A Federal Circuit panel held on August 16, 2011 in Cybersource Corp. v. Retail Decisions, Inc., Fed. Cir., No. 2009-1358, 8/16/2011, that,
“A patent claim to a computer readable medium containing program instructions to carry out steps for detecting credit card fraud is not patent eligible under 35 U.S.C. 101.”
The Court reached this conclusion about the article of manufacture claim because the steps that would be carried out by the computer program are nothing more than an unpatentable method that can be performed entirely in the human mind or by a human using a pen and paper. Section 101 is not satisfied by a method process “standing alone and untied to another category of statutory subject matter even when a practical application was claimed,” Judge Dyk explained, citing his opinion in In re Comiskey, 554 F.3d 967 (Fed. Cir. 2009). By the same token, the “Beauregard” claim (see In re Beauregard, 53 F.3d 1583 (Fed. Cir. 1995)) to the computer readable medium reciting the method steps that are unpatentable cannot stand, according to the appellate panel.
The Court also rejected the argument that the Beauregard claim, directed to a tangible, man-made article of manufacture, is per se outside of the Supreme Court categories excluded from patentable subject matter. Judge Dyk discussed In re Abele, 684 F.2d 902 (CCPA 1982), which claimed an unpatentable “method for displaying data” and an “apparatus for displaying data” that performs out the steps of the unpatentable method. Due to the broad and functionally-defined nature of the apparatus claim, according to Abele, treating the apparatus claim differently from the method claim would exalt form over substance. The Abele Court required the applicant to demonstrate that the claims were “truly drawn to a specific apparatus distinct from other apparatuses capable of performing the identical functions,” Judge Dyk pointed out.
In this case, the Court concluded, Cyberspace failed to prove its article of manufacture claim is “truly drawn to a specific” computer readable medium, rather than to the underlying method of credit card fraud. Acknowledging that a programmed general purpose computer creates a new machine under In re Alappat, 33 F.3d 1526 (Fed. Cir. 1994), Judge Dyk added the following:
But we have never suggested that simply reciting the use of a computer to execute an algorithm that can be performed entirely in the human mind falls within the Alappat rule. Thus, despite its Beauregard claim format, under Abele, we treat claim 2 as a process claim for patent-eligibility purposes.

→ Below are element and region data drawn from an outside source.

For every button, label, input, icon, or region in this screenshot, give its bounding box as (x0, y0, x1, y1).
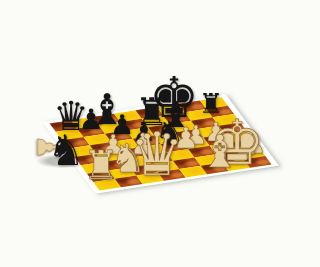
white-bishop[interactable]: ♝ (200, 129, 240, 174)
black-knight-offboard[interactable]: ♞ (47, 130, 85, 172)
chess-set-photo: ♜♚♝♜♝♛♟♟♟♟♞♟♟♟♟♟♟♟♚♞♝♞♛♜ (0, 0, 320, 267)
white-queen[interactable]: ♛ (130, 124, 184, 184)
pieces-layer: ♜♚♝♜♝♛♟♟♟♟♞♟♟♟♟♟♟♟♚♞♝♞♛♜ (0, 0, 320, 267)
white-rook[interactable]: ♜ (83, 145, 119, 185)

With respect to the method claim itself, the Court held that it does not involve machine operation and fails the transformation test in that it simply requires one to “obtain and compare intangible data pertinent to business risks.” It rejected the argument that, because obtaining an Internet address would not be possible without the Internet, the method is necessarily tied to a machine. Nothing in the claim requires the use of the Internet to obtain the address data. “Such a method that can be performed by human thought alone is merely an abstract idea and is not patent-eligible under §101,” Judge Dyk wrote.